Piłkarze Radomiaka Radom wygrali swoją grupę w III lidze, a w barażu o awans do II ligi uporali się z Wisłą Sandomierz. Przed rozpoczęciem rozgrywek na zapleczu I ligi w drużynie z Radomia zdają sobie sprawę, że niezbędne będą wzmocnienia.
[ad=rectangle]
- Na pewno II liga to jest dosyć wysoki poziom piłkarski. Trudno powiedzieć, jak zespół odnajdzie się na tym etapie rozgrywek. Trzeba spokojnie obserwować drużynę, starać się, żeby ona była jak najlepsza. Sytuacja była też niejasna przed tą III liga. Okazało się, że zespół zdobył awans. Teraz jest II liga. Na pewno są dużo wyższe oczekiwania, dużo większe potrzeby. Będziemy ten zespół budować w ten sposób, żeby spokojnie mógł w tej II lidze grać. A jak to odpali, to zobaczymy - mówi Jacek Magnuszewski, trener Radomiaka.
Według medialnych doniesień, jednym z kandydatów do gry w Radomiaku jest Michał Czarny, czołowy piłkarz II-ligowej Stal Stalowa Wola. - Nie będę komentował doniesień prasowych. Mam swoje plany na budowę tej drużyny - powiedział szkoleniowiec portalowi SportoweFakty.pl.

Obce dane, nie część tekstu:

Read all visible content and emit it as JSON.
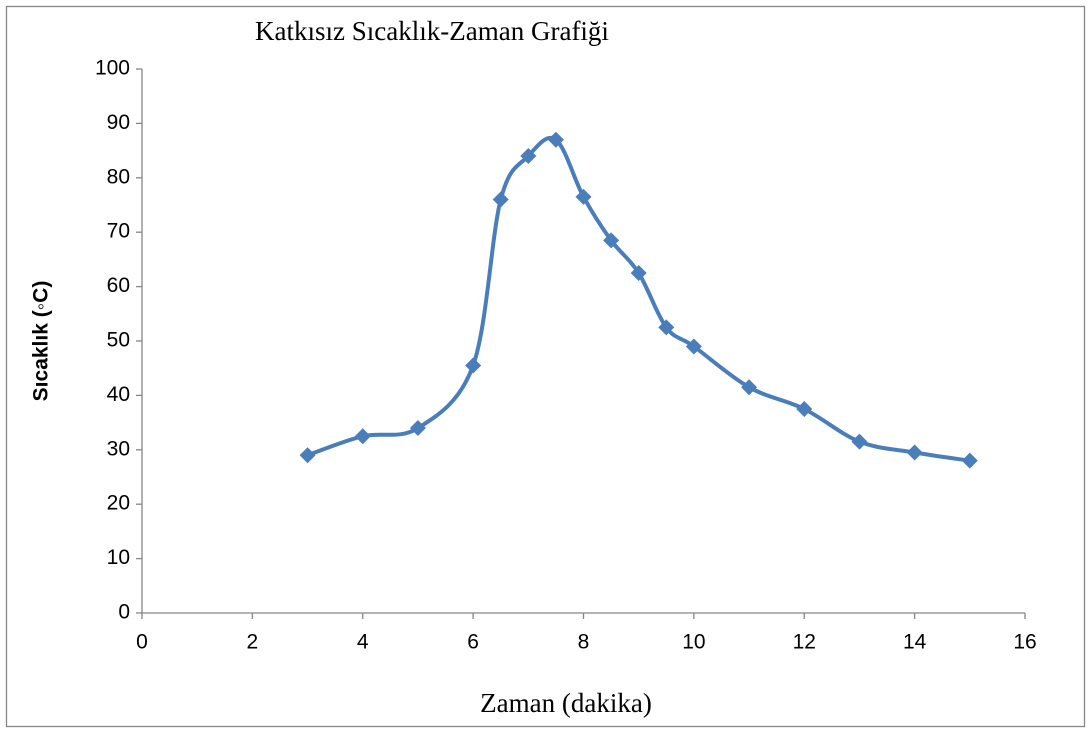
{
  "chart_data": {
    "type": "scatter",
    "title": "Katkısız Sıcaklık-Zaman Grafiği",
    "x_label": "Zaman (dakika)",
    "y_label": "Sıcaklık (◦C)",
    "series": [
      {
        "name": "Sıcaklık",
        "color": "#4a7ebb",
        "x": [
          3,
          4,
          5,
          6,
          6.5,
          7,
          7.5,
          8,
          8.5,
          9,
          9.5,
          10,
          11,
          12,
          13,
          14,
          15
        ],
        "values": [
          29,
          32.5,
          34,
          45.5,
          76,
          84,
          87,
          76.5,
          68.5,
          62.5,
          52.5,
          49,
          41.5,
          37.5,
          31.5,
          29.5,
          28
        ]
      }
    ],
    "smooth": true,
    "marker": "diamond",
    "xlim": [
      0,
      16
    ],
    "xticks": [
      0,
      2,
      4,
      6,
      8,
      10,
      12,
      14,
      16
    ],
    "ylim": [
      0,
      100
    ],
    "yticks": [
      0,
      10,
      20,
      30,
      40,
      50,
      60,
      70,
      80,
      90,
      100
    ]
  }
}
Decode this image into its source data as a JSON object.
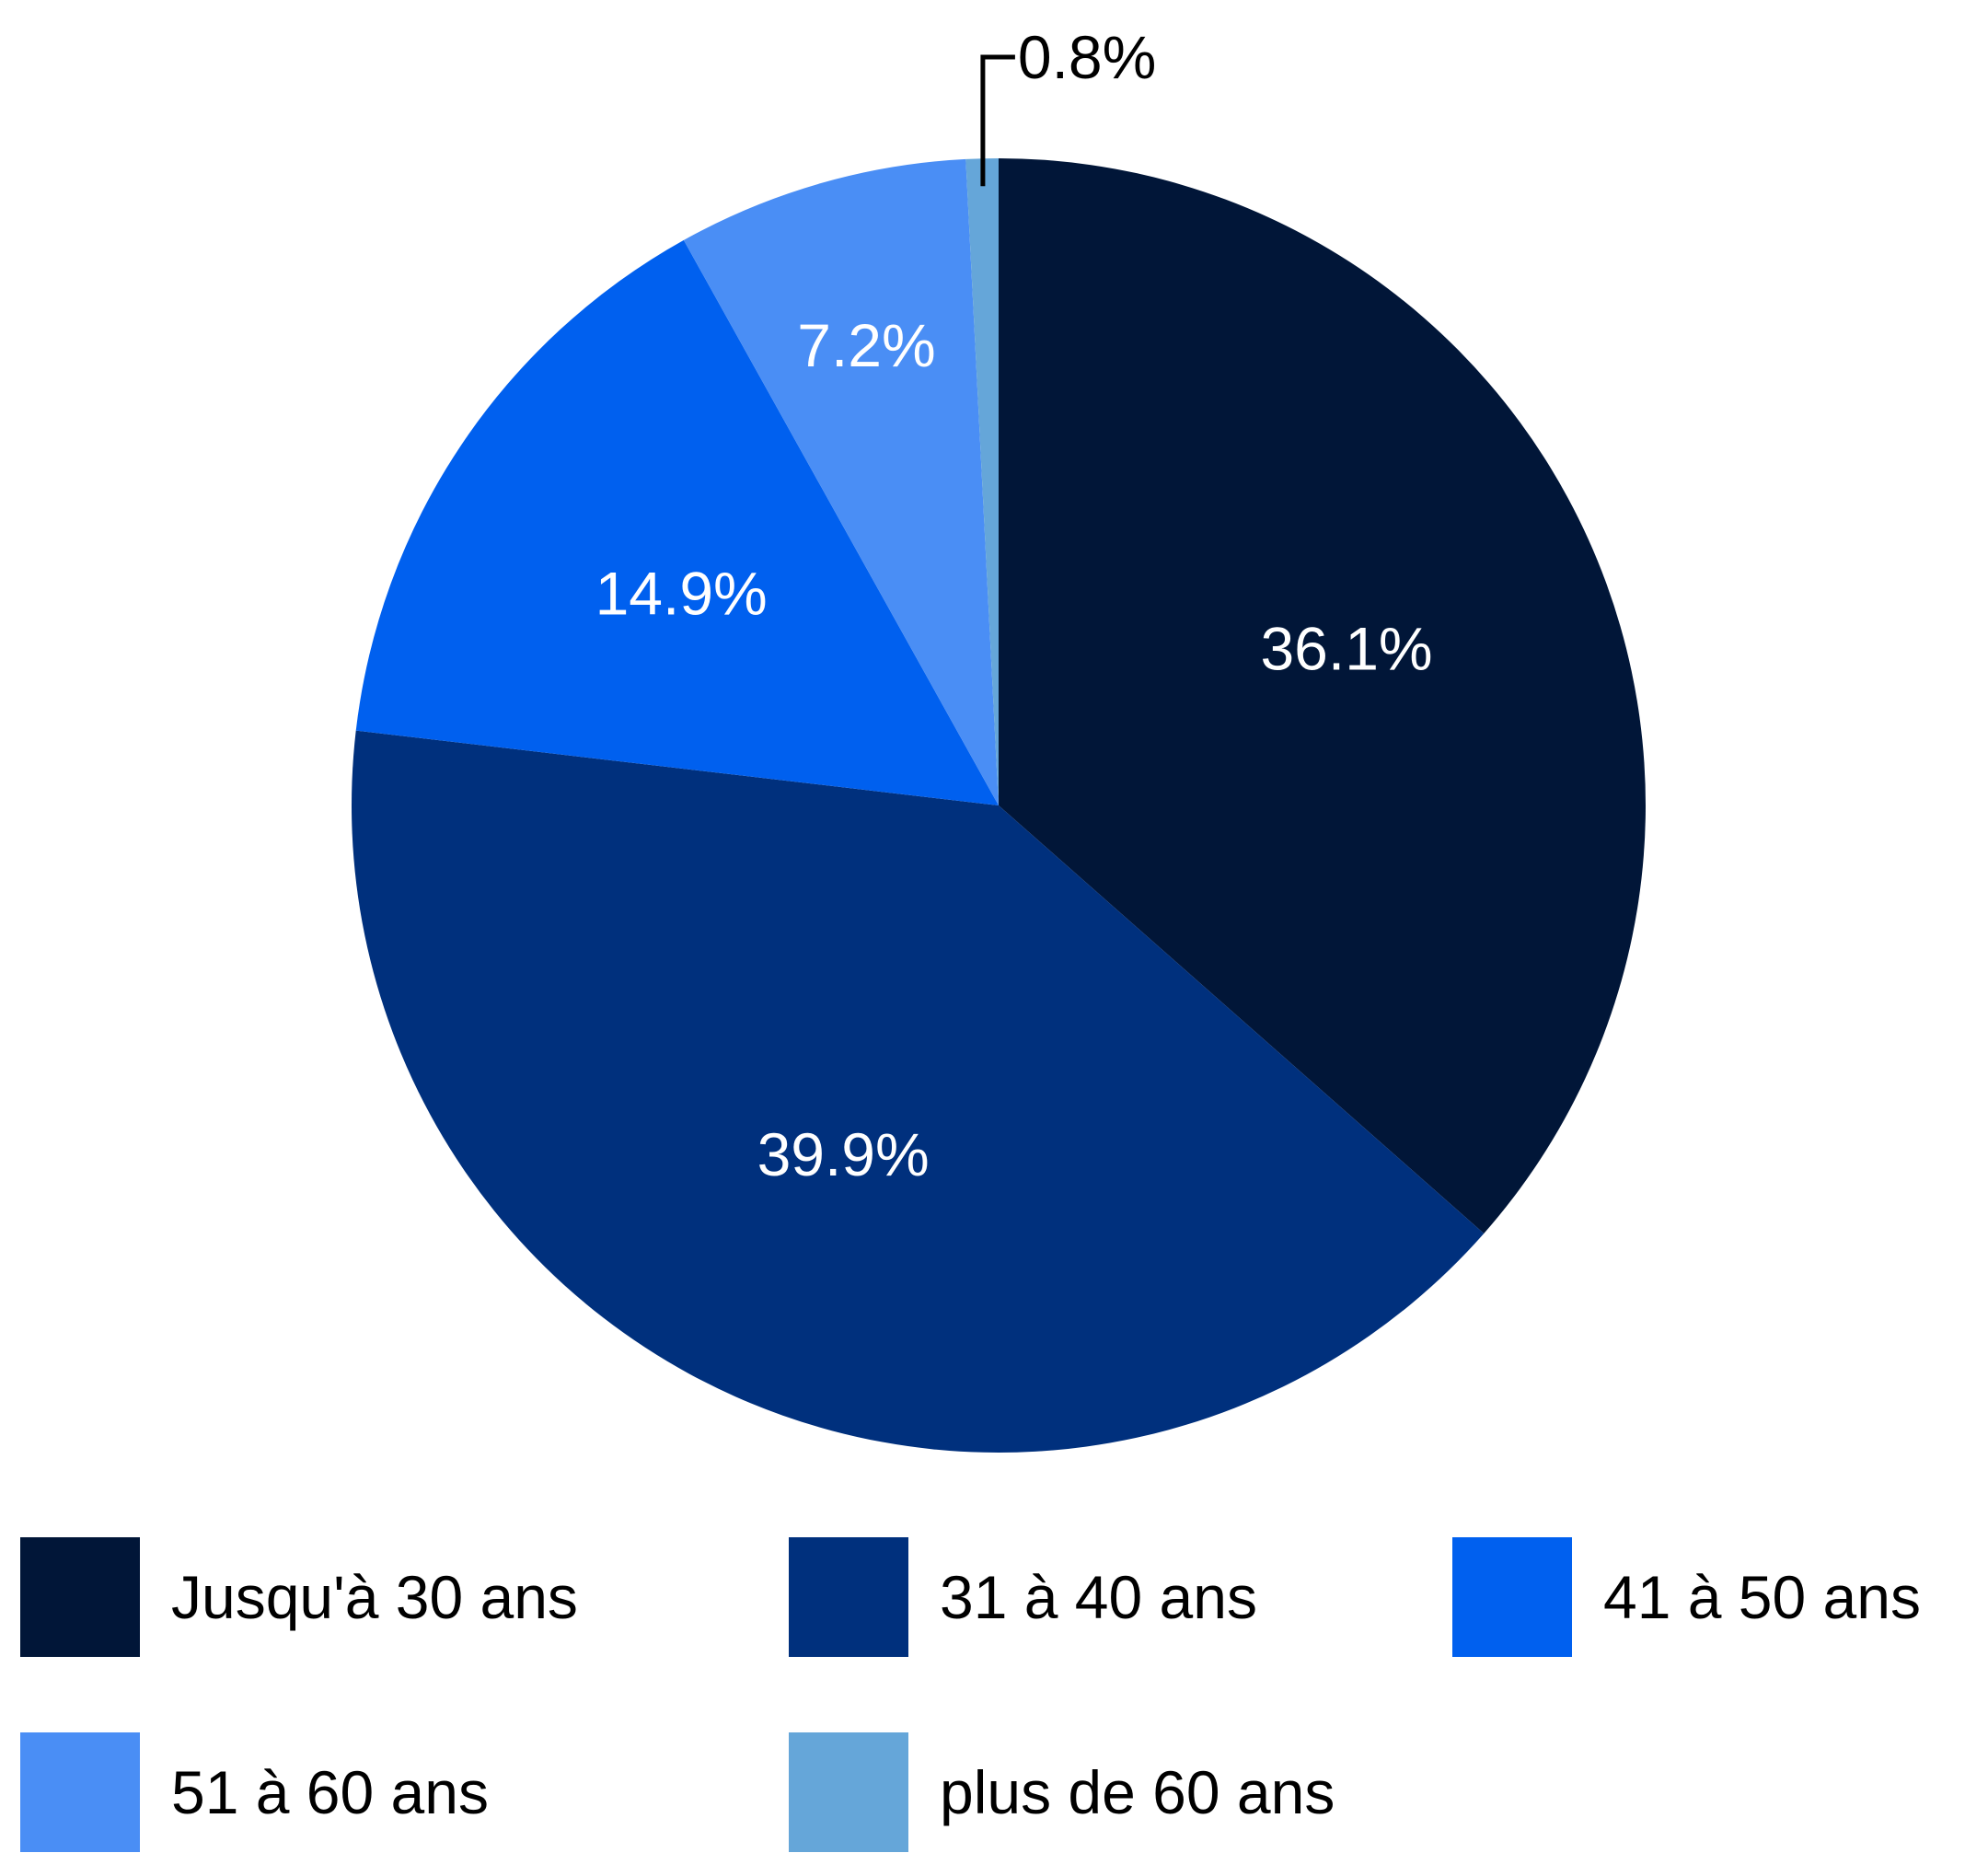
{
  "chart_data": {
    "type": "pie",
    "title": "",
    "categories": [
      "Jusqu'à 30 ans",
      "31 à 40 ans",
      "41 à 50 ans",
      "51 à 60 ans",
      "plus de 60 ans"
    ],
    "values": [
      36.1,
      39.9,
      14.9,
      7.2,
      0.8
    ],
    "value_labels": [
      "36.1%",
      "39.9%",
      "14.9%",
      "7.2%",
      "0.8%"
    ],
    "unit": "%",
    "colors": [
      "#011638",
      "#00307d",
      "#0060ef",
      "#4a8ef5",
      "#65a6d9"
    ],
    "legend_position": "bottom",
    "start_angle": "top, clockwise"
  }
}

Trener Radomiaka nie ukrywał jednak, że nowi piłkarze są potrzebni jego drużynie. - Uważam, że każdy zespół potrzebuje zmian po każdym pół roku pracy. Widać, jakie są mocne strony drużyny, jakie słabe, gdzie można coś zmienić. Ja tak pracuję z każdym zespołem. Staram się tak działać, żeby trochę przebudowywać drużynę. Radomiakowi przede wszystkim brakuje trochę centymetrów, bo wiadomo że w II lidze dużo bramek pada po stałych fragmentach gry. Musimy trochę też w tym kierunku pójść. Uważam, że mamy piłkarsko dobry zespół. Też nie chcemy tego burzyć - zaznaczył Magnuszewski.